Moffat Bible College yang berada di dekatnya telah bermitra dengan Mugane dan lainnya untuk mendukung korban banjir.
“Kami akan memasak di sini dan kemudian mengangkut makanan ke sana dan melayani masyarakat,” kata Pastor Martin Mwanjiku dari kampus tersebut.
Anggota departemen konseling dan kerohanian perguruan tinggi telah menyelenggarakan sesi konseling untuk individu dan kelompok.
“Beberapa dari mereka mempunyai pertanyaan teologis yang sangat mendalam, seperti bertanya, “Apakah Tuhan berkuasa ketika hal-hal ini terjadi?” kata Mwanjiku. “Jadi kami pergi ke sana bersama para teolog yang dapat membantu mereka menjawab beberapa pertanyaan tersebut.”
Musim hujan yang mematikan ini bertepatan dengan pemogokan selama hampir dua bulan yang dilakukan oleh para dokter di rumah sakit umum. Serikat dokter mencapai kesepakatan dengan pemerintah pada tanggal 8 Mei, namun masyarakatlah yang menanggung dampak terbesar dari ketidakhadiran mereka. Mwanjiku mengatakan klinik swasta dan rumah sakit misi mengisi kekosongan tersebut dan terus melayani pasien.
Senin lalu, banyak sekolah di Kenya dibuka kembali setelah banjir menyebabkan dua penundaan sebelumnya. Kementerian Dalam Negeri Kenya mengatakan kerusakan tersebut menyebabkan sekitar 100 sekolah tidak dapat melanjutkan kegiatan belajar mengajar.
Para ahli lingkungan menyalahkan penggundulan hutan dan gangguan tanah sebagai penyebab besarnya kerusakan.
Timothy Njagi Njeru, peneliti di Institut Kebijakan dan Pengembangan Pertanian Tegemeo di Universitas Egerton yang berbasis di Nairobi, menunjukkan buruknya pemeliharaan infrastruktur dan pengabaian peraturan lingkungan.
Njeru mengatakan dampaknya lebih dari sekadar respons langsung terhadap banjir. “Gangguan jalan akan segera meningkatkan biaya transportasi karena barang akan melalui rute yang lebih panjang,” ujarnya. “Ini akan berdampak pada bisnis di sektor transportasi, grosir dan eceran.”

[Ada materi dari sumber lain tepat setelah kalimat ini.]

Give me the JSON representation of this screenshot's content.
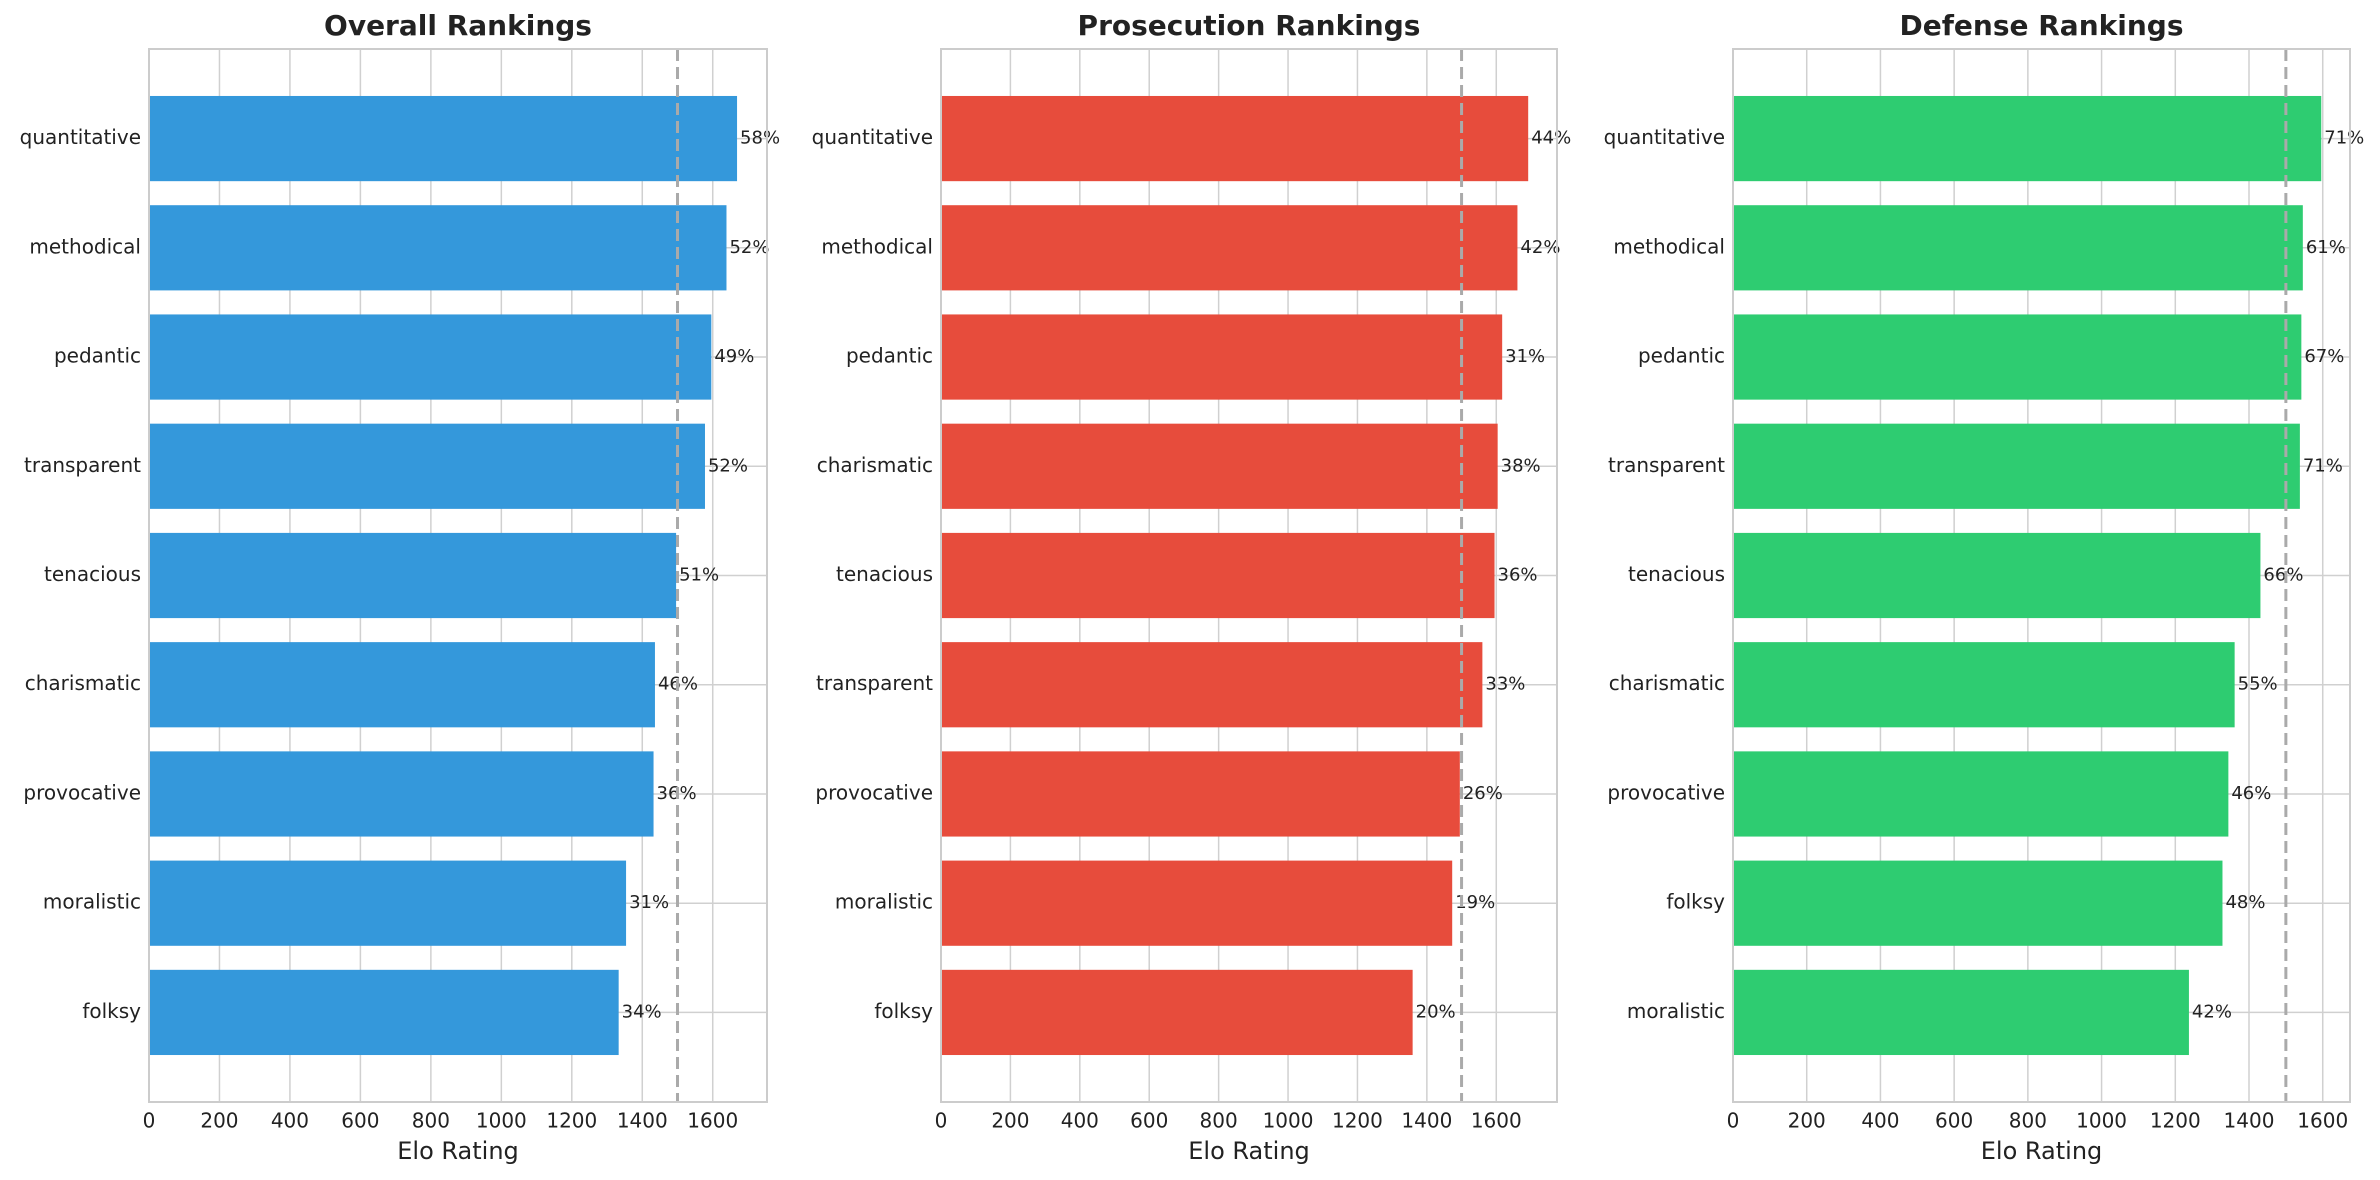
{
  "chart_data": [
    {
      "type": "bar",
      "orientation": "horizontal",
      "title": "Overall Rankings",
      "xlabel": "Elo Rating",
      "categories": [
        "quantitative",
        "methodical",
        "pedantic",
        "transparent",
        "tenacious",
        "charismatic",
        "provocative",
        "moralistic",
        "folksy"
      ],
      "values": [
        1669,
        1639,
        1596,
        1578,
        1496,
        1436,
        1432,
        1354,
        1333
      ],
      "annotations": [
        "58%",
        "52%",
        "49%",
        "52%",
        "51%",
        "46%",
        "36%",
        "31%",
        "34%"
      ],
      "color": "#3498db",
      "xlim": [
        0,
        1754
      ],
      "xticks": [
        0,
        200,
        400,
        600,
        800,
        1000,
        1200,
        1400,
        1600
      ],
      "reference_line": 1500,
      "grid": true
    },
    {
      "type": "bar",
      "orientation": "horizontal",
      "title": "Prosecution Rankings",
      "xlabel": "Elo Rating",
      "categories": [
        "quantitative",
        "methodical",
        "pedantic",
        "charismatic",
        "tenacious",
        "transparent",
        "provocative",
        "moralistic",
        "folksy"
      ],
      "values": [
        1692,
        1661,
        1617,
        1604,
        1595,
        1560,
        1495,
        1473,
        1359
      ],
      "annotations": [
        "44%",
        "42%",
        "31%",
        "38%",
        "36%",
        "33%",
        "26%",
        "19%",
        "20%"
      ],
      "color": "#e74c3c",
      "xlim": [
        0,
        1775
      ],
      "xticks": [
        0,
        200,
        400,
        600,
        800,
        1000,
        1200,
        1400,
        1600
      ],
      "reference_line": 1500,
      "grid": true
    },
    {
      "type": "bar",
      "orientation": "horizontal",
      "title": "Defense Rankings",
      "xlabel": "Elo Rating",
      "categories": [
        "quantitative",
        "methodical",
        "pedantic",
        "transparent",
        "tenacious",
        "charismatic",
        "provocative",
        "folksy",
        "moralistic"
      ],
      "values": [
        1596,
        1546,
        1542,
        1538,
        1431,
        1361,
        1344,
        1328,
        1237
      ],
      "annotations": [
        "71%",
        "61%",
        "67%",
        "71%",
        "66%",
        "55%",
        "46%",
        "48%",
        "42%"
      ],
      "color": "#2ecc71",
      "xlim": [
        0,
        1674
      ],
      "xticks": [
        0,
        200,
        400,
        600,
        800,
        1000,
        1200,
        1400,
        1600
      ],
      "reference_line": 1500,
      "grid": true
    }
  ]
}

Sebagai respons terhadap bencana tersebut, pihak berwenang Kenya telah merobohkan permukiman informal di zona rawan banjir. Presiden William Ruto berjanji untuk memberi setiap keluarga pengungsi sejumlah $75. Namun banyak dari mereka yang masih berdesakan di sekolah, gereja, dan gedung-gedung publik lainnya.
Negara-negara lain juga sedang berjuang melawan banjir besar. Di Afghanistan utara, hujan lebat menewaskan lebih dari 300 orang dan menghancurkan sebagian atau seluruhnya sekitar 1.500 rumah. Curah hujan lainnya menewaskan sekitar 84 orang minggu lalu. Kehancuran telah menyebabkan ribuan orang kehilangan tempat tinggal.
“Tingkat penderitaan di Afghanistan sudah melampaui kata-kata,” kata Necephor Mghendi, ketua delegasi Federasi Internasional Perhimpunan Palang Merah dan Bulan Sabit Merah, dalam siaran persnya. “Bencana baru ini semakin menambah tekanan pada negara yang sudah terdampak.”
Sementara itu, pihak berwenang di Indonesia melakukan penyemaian awan minggu lalu untuk mencegah lebih banyak hujan dan banjir bandang. Hujan monsun membasahi pulau Sumatera dan menewaskan sedikitnya 67 orang.
Negara bagian Rio Grande do Sul di Brazil Selatan bisa menghadapi banjir lebih lanjut, karena para pejabat memperingatkan tentang naiknya permukaan sungai. Banjir telah menewaskan lebih dari 160 orang dan menyebabkan lebih dari 600.000 orang lainnya mengungsi. Pada hari Rabu, otoritas negara bagian mengkonfirmasi dua kematian pertama akibat penyakit yang ditularkan melalui air.